Indonesian tin exports in December amounted to 6,051 tonnes, some 24% high than in the previous month, according to preliminary figures released by the trade ministry today. Reported figures for 2016 totalled 63,559 tonnes, down by 9.4% compared to the previous year.

The latest figures are based on pre-shipment checks made by surveying companies and include 26 tonnes of tin solder, as well as refined metal ingots. They are consistent with the December trading volume on the ICDX, through which all refined tin export sales must be conducted, of 5,980 tonnes.

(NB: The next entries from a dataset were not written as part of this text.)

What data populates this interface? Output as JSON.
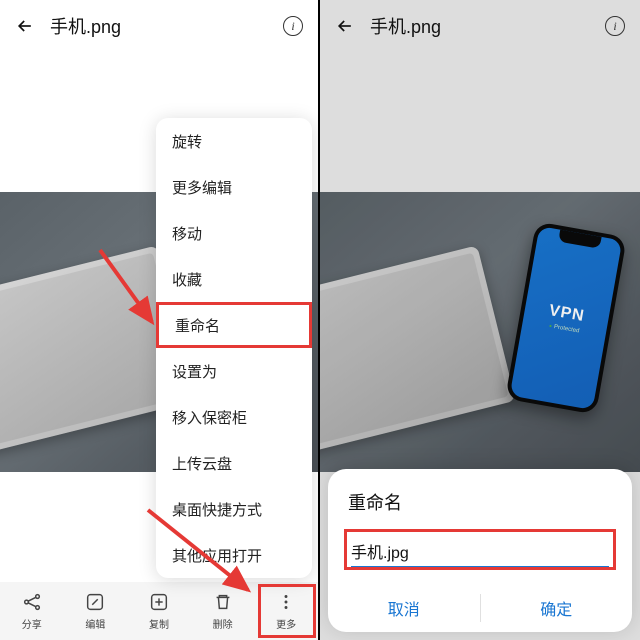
{
  "left": {
    "title": "手机.png",
    "menu": [
      "旋转",
      "更多编辑",
      "移动",
      "收藏",
      "重命名",
      "设置为",
      "移入保密柜",
      "上传云盘",
      "桌面快捷方式",
      "其他应用打开"
    ],
    "toolbar": [
      {
        "icon": "share",
        "label": "分享"
      },
      {
        "icon": "edit",
        "label": "编辑"
      },
      {
        "icon": "copy",
        "label": "复制"
      },
      {
        "icon": "delete",
        "label": "删除"
      },
      {
        "icon": "more",
        "label": "更多"
      }
    ]
  },
  "right": {
    "title": "手机.png",
    "phone_text": "VPN",
    "phone_sub": "Protected",
    "dialog": {
      "title": "重命名",
      "value": "手机.jpg",
      "cancel": "取消",
      "ok": "确定"
    }
  }
}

ITRI View: The lower shipments in 2016 were largely a result of stricter enforcement of Indonesia’s tin sector by the Central government in the second half of 2015 and early 2016 which saw operations cease at a number of mining areas and smelters. Flooding also disrupted production from Bangka Island earlier in the year. Underlying these factors is the long-term trend of decline in Indonesian production as tin resources have depleted and tin grades have fallen. We expect stricter government enforcement of regulation and long-term grade decline to continue to be a downward pressure on tin production and shipments this year. However, this is likely to be offset somewhat by the higher tin price, which should incentivise mine production. With these factors in mind, we expect officially reported Indonesian refined shipments this year to remain broadly level with 2016, although significant uncertainty remains.